Wednesday, June 2, 2010

Predictably Irrational


' It's a poor sort of memory that works only backwards ' (the Queen).

My head is now officially the size of the Red Queen's but I just had a thought as I re-read a a piece from a classic book by behavioral economist Dan Ariely who I had a pleasure of hearing live just recently. In his book, Predictably Irrational, he reminds us on predictably irrational motives that drive our decisions.... He takes it from an individual to a macro economic level to challenge the supply & demand theory as a whole... using the very idea of anchoring that I was first introduced to - or re-introduced to via NLP. (Essentially, NLPists believe that any successful behavioral / comms pattern can be replicated and taught; the tactics of anchoring positive experiences is crucial in the process).

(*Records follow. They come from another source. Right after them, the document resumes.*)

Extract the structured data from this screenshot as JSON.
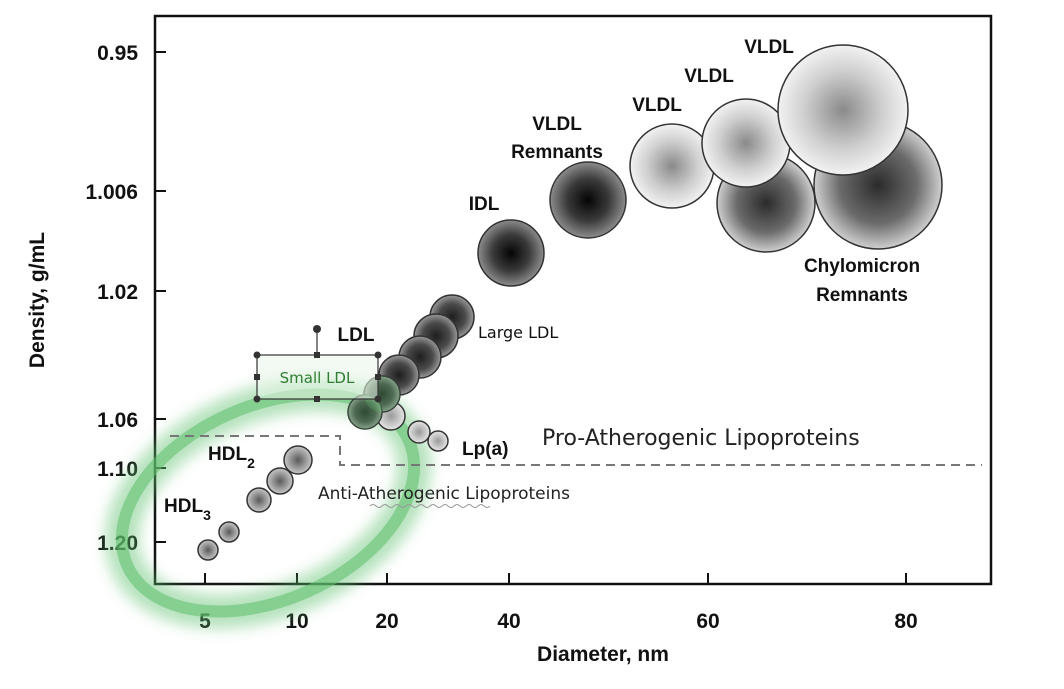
{
  "chart_data": {
    "type": "scatter",
    "title": "",
    "xlabel": "Diameter, nm",
    "ylabel": "Density, g/mL",
    "x_ticks": [
      "5",
      "10",
      "20",
      "40",
      "60",
      "80"
    ],
    "y_ticks": [
      "0.95",
      "1.006",
      "1.02",
      "1.06",
      "1.10",
      "1.20"
    ],
    "particles": [
      {
        "class": "HDL3",
        "x": 5.5,
        "y": 1.21
      },
      {
        "class": "HDL3",
        "x": 6.5,
        "y": 1.19
      },
      {
        "class": "HDL2",
        "x": 8.5,
        "y": 1.13
      },
      {
        "class": "HDL2",
        "x": 9.5,
        "y": 1.115
      },
      {
        "class": "HDL2",
        "x": 10.5,
        "y": 1.095
      },
      {
        "class": "Small LDL",
        "x": 17.5,
        "y": 1.058
      },
      {
        "class": "Small LDL",
        "x": 19.5,
        "y": 1.048
      },
      {
        "class": "Large LDL",
        "x": 21.5,
        "y": 1.043
      },
      {
        "class": "Large LDL",
        "x": 23.5,
        "y": 1.036
      },
      {
        "class": "Large LDL",
        "x": 25.5,
        "y": 1.029
      },
      {
        "class": "Large LDL",
        "x": 27.5,
        "y": 1.022
      },
      {
        "class": "Lp(a)",
        "x": 20.5,
        "y": 1.062
      },
      {
        "class": "Lp(a)",
        "x": 23.0,
        "y": 1.068
      },
      {
        "class": "Lp(a)",
        "x": 25.0,
        "y": 1.072
      },
      {
        "class": "IDL",
        "x": 40.5,
        "y": 1.012
      },
      {
        "class": "VLDL Remnants",
        "x": 48.5,
        "y": 1.006
      },
      {
        "class": "Chylomicron Remnants",
        "x": 66.0,
        "y": 1.004
      },
      {
        "class": "Chylomicron Remnants",
        "x": 77.0,
        "y": 1.004
      },
      {
        "class": "VLDL",
        "x": 57.0,
        "y": 1.002
      },
      {
        "class": "VLDL",
        "x": 65.0,
        "y": 0.985
      },
      {
        "class": "VLDL",
        "x": 73.0,
        "y": 0.975
      }
    ],
    "labels": {
      "hdl3": "HDL3",
      "hdl2": "HDL2",
      "ldl": "LDL",
      "small_ldl": "Small LDL",
      "large_ldl": "Large LDL",
      "lpa": "Lp(a)",
      "idl": "IDL",
      "vldl_remnants_1": "VLDL",
      "vldl_remnants_2": "Remnants",
      "vldl_a": "VLDL",
      "vldl_b": "VLDL",
      "vldl_c": "VLDL",
      "chylo_1": "Chylomicron",
      "chylo_2": "Remnants"
    },
    "regions": {
      "pro": "Pro-Atherogenic Lipoproteins",
      "anti": "Anti-Atherogenic Lipoproteins"
    },
    "colors": {
      "highlight": "#5cbf6c",
      "dark_particle": "#1a1a1a",
      "light_particle": "#e8e8e8"
    },
    "grid": false,
    "legend": "none"
  }
}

Ariely claims that what we do at a micro level - and what possibly drives economy as a whole at a macro level - is 'irrational pricing'... by attaching arbitrary values to objects of our desires based on the previously anchored experiences, and that affects how we perceive values in general, relative to the original anchor!

So how does that wonderful randomness, anchor pricing and arbitrary coherence affect the inter-personal stuff? How do we appoint values to objects of our desire? I always loved the Greek word axiā - value, or worth (how I wish I were able to actually write it in Greek!). There is a whole branch of contemporary axiology trying to attach precise mathematical value - to value. Is it objective, subjective, constant, temporary, intrinsic...or totally random and wonderfully - yet predictably - irrational?

And if the relationship between supply and demand is, after all, based on memory and not actual preferences (!) - do we all need to stick to the anchors or be re-programmed, and if yes, which of the many available options would actually do the trick?